Wildfires: Where There's Smoke There's Illness
Trying to get a handle on how best to fight wildfires should include understanding the fires' collateral damage.
Where there’s smoke there’s fire runs the old saw, but the reverse is usually equally true: Where there’s fire there’s smoke. And where there’s wildfires, there’s lots of smoke, especially as fires become bigger and more destructive (although not automatically more common). Surely it's a bad idea to be breathing that hazy residue.
A new study looking a four years worth of wildfires upwind from Reno, Nevada, puts some numbers on that common-sense observation and suggests that ill effects of wildfire smoke may be present as much as 300 miles from the burning. Researchers led by resource economist Klaus Moeltner of Virginia Tech compared the toll of acres burned to data on air pollution and hospital admissions for respiratory and cardiovascular problems.
Keeping in mind that the average fire they studied was 50,200 acres—the size of Madison, Wisconsin—they report:
Accounting for lagged effects, we find that an additional 100 acres burned cause between $60 and $210 in inpatient treatment costs for acute respiratory problems, depending on fire distance and primary fuel type. The analogous cost estimates for cardiovascular admissions range from $70 to $260. For the 2008 fire season this translates into total smoke-induced inpatient costs in Reno/Sparks of close to $2.2 million.

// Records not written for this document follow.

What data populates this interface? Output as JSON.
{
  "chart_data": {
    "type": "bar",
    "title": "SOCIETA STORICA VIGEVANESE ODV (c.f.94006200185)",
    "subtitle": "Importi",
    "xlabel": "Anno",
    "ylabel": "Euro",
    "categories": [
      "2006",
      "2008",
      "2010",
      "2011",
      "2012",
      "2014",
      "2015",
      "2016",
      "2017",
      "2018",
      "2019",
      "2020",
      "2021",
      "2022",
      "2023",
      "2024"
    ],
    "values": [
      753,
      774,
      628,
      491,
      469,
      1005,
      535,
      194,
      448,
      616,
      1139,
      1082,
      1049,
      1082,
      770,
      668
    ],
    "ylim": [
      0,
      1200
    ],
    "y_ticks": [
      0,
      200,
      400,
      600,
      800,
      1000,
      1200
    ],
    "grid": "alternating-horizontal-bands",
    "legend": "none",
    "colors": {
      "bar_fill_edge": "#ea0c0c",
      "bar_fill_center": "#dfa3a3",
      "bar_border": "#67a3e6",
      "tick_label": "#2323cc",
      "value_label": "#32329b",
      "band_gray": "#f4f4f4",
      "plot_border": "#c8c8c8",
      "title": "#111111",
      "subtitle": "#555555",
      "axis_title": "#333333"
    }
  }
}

If those figures seem bearable in the scheme of things, keep in mind that these costs are limited to a metro area of about 350,000 people (granted it is the "the biggest little city in the world") and to heart and lung issues. It doesn’t look at the cost of cowering indoors afraid to venture outside, or the costs of visits to the emergency room, family doctor, or outpatient clinic. The authors themselves see their numbers as the “lower bounds” of a wildfire’s mixed economic toll:
Beyond medical expenses, our cost estimates are likely just the tip of a much larger iceberg of total economic losses from wildfire smoke in downwind communities. Additional costs would include non-market components such as decreased productivity and forgone recreational opportunities.
The urban area of Reno offered Moeltner’s team “an ongoing natural experiment” for studying these issues thanks to the general dryness of the Great Basin location, prevailing winds that blow smoke into town, a large number of wildfires within 500 miles that vary in size from 700 acres to 190,000, and various habitats—grasses, sage/juniper stands, full-blown forests—that burn. Their study period ranged from March 2003 to December 2008; 2008 was a particularly “intense” fire year for the region.
What made their study different from the pack—and there are a number of wildfire/health surveys drawn from fire-prone study sites in North America, South Africa, and Australia—is that these researchers looked at the day-to-day figures over 1,399 days, which gave them lots of fires to examine.
The researchers looked most at health issues that could be related to breathing in particles 2.5 microns or larger, a traditional yardstick for looking at pollution. At that size the particles cause both haze and health concerns. The researchers also looked at wildfire pollutants carbon monoxide and ozone, which, while definitely bad for you, usually don’t lead directly to the hospital. Most of what we do know about the effects of smoke on health, by the way, comes from studying cooking fires using wood as a fuel and from industrial sources in big cities (not to mention studies on smoking).
A 2006 study found that about a third of the particulate matter in Canada’s air came from forest fires, and the cost of dealing with the medical implications of that was rivaled only by the cost of lost timber itself. “However,” that paper reads, “air quality concerns are not typically included in resource allocation decisions in fire management.” Just ask the residents of Kuala Lumpur….
That’s one of the reasons this new study matters. "The design of efficient wildfire programs requires an understanding of the ‘values at risk’ or—alternatively put—the expected benefits from preventing or suppressing a fire event,” the authors write.
For example, preemptive fuel reduction efforts may be more cost-effective in an area that is upwind from a large population zone, ceteris paribus. The same rationale holds for the allocation of combative resources after a fire has started. Furthermore, reducing wildfire smoke via such interventions may produce net gains even at a large distance from the impact area.
In other words, even where there isn’t a nearby fire, there may be smoke.